Business Planning

The 10 biggest mistakes entrepreneurs make when starting a business

Karen Holden | 5 October 2018 | 6 years ago

biggest mistakes entrepreneurs make
It’s important to be realistic and set achievable goals when starting a business
I never thought about running my own business until the opportunity presented itself, and in 2009, I launched A City Law Firm. Along the way, I made good decisions but more importantly, I made mistakes and quickly learned from them.

Now, as I support other entrepreneurs and startup companies through their journeys, I use my experience to help navigate them through the pitfalls that lie ahead.

So, what are the biggest mistakes entrepreneurs (including myself) can make?

  1. Choosing the wrong partner(s)

This was one of the first mistakes I made in business and unfortunately, choosing the wrong business partner can be costly. In addition to the financial impact, your reputation is at risk so it’s important to have a co-founder’s agreement in place.
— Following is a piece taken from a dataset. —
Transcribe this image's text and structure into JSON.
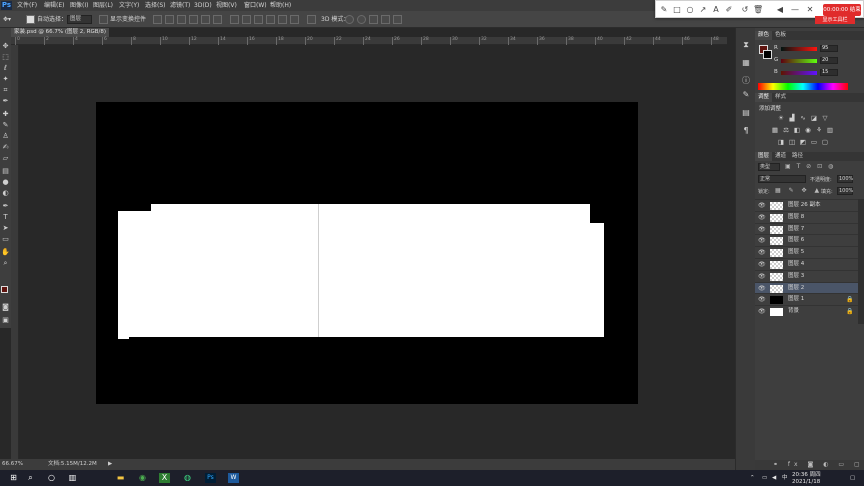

When starting a business, so many entrepreneurs forget to do this or don’t even think it’s required, especially if starting a company with friends of family.

What happens if someone offers to buy the business or you need an investor? What happens if you want to leave or your partner isnt pulling their weight?

An agreement is vital and getting this in place from the very beginning avoids disaster further down the line if you face disputes.

  1. Get support

Starting a business means cash flow is often quite tight and business owners will try to juggle five people’s jobs until they can afford to recruit. I have also seen owners try and handle aspects of the business they’re not trained in, such as the legal department. it’s easy to think you can do it all but having the right team is paramount to success.

  1. One step at a time

Big contracts, posh premises and a hefty work force is an aspiration many entrepreneurs have but it can be disastrous to obtain it too early in the journey.

One client I represented, took on a bank contract and extra staff to service this amazing venture, but he made no contingency plan. The completion was pushed back six months which meant he had to fund the staff and office space for an extra six months without being paid. Sadly, he couldn’t and the business folded.

Carefully plan the next step up and ensure you have a plan b if things go wrong.

  1. Employees

When you’re in a position to employ staff, it’s important to keep them motivated and cultivate an environment people want to work in.

Whilst keeping your team happy is imperative for productivity, some business owners overlook the importance of a good employment contract.

Bad relations and access to sensitive material can lead to employees leaving and potential competing against you. Have water-tight contracts in place that caveat anything like this happening.

  1. Not having sufficient cash flow

Cash flow can cripple the most established businesses, and poor financial management and overspending can have a huge part to play.

Get savvy with money and ensure you have a strong team in place to forecast big expenses such as tax bills, office repairs or even legal issues.

  1. Be selective

In the excitement of building a business, we can sometimes take on clients without real consideration and as hard as it might be to say “no”, it’s important to be selective.

In the early days of my company, I was too flexible with payment and extended credit to the wrong clients.

My advice is to carry out some due diligence and watch for warning signs of them being unable to pay you.

  1. Finding the right balance

If you are investing in several businesses, sharing your time amongst them can be a difficult balance to strike.

Entrepreneurs love to overstretch themselves but it can be detrimental to you, your staff and your business.

Alternatively, if you are focused on only one business, don’t micro manage staff members as they can lose motivation.

Getting the balance is tricky but essential.

  1. Expectations

As we all know, some things will nevergo to plan or conclude on the deadlines set. As an entrepreneur, we want to be in control but it’s not always possible and we have to adjust our expectations.

Ive learnt to be realistic and set achievable goals for me and my team. Otherwise it will seem that you are always swimming against the tide.

  1. Know the end game

Are you going to organically grow, sell, take on investors, expand overseas or run the business to pass on to your family? Planning your exit and making this clear to others is absolutely key to achieving this aim otherwise no one knows the ultimate goal.

  1. don’t make it all about you

If you decide to sell the business, it’s important for the brand to stand alone without you.

No one wants to buy a brand or company whose goodwill and reputation will be lost if you walk out the door.

Some entrepreneurs think it’s all about “them” but actually, it’s about having a fabulous team who deliver exceptional service.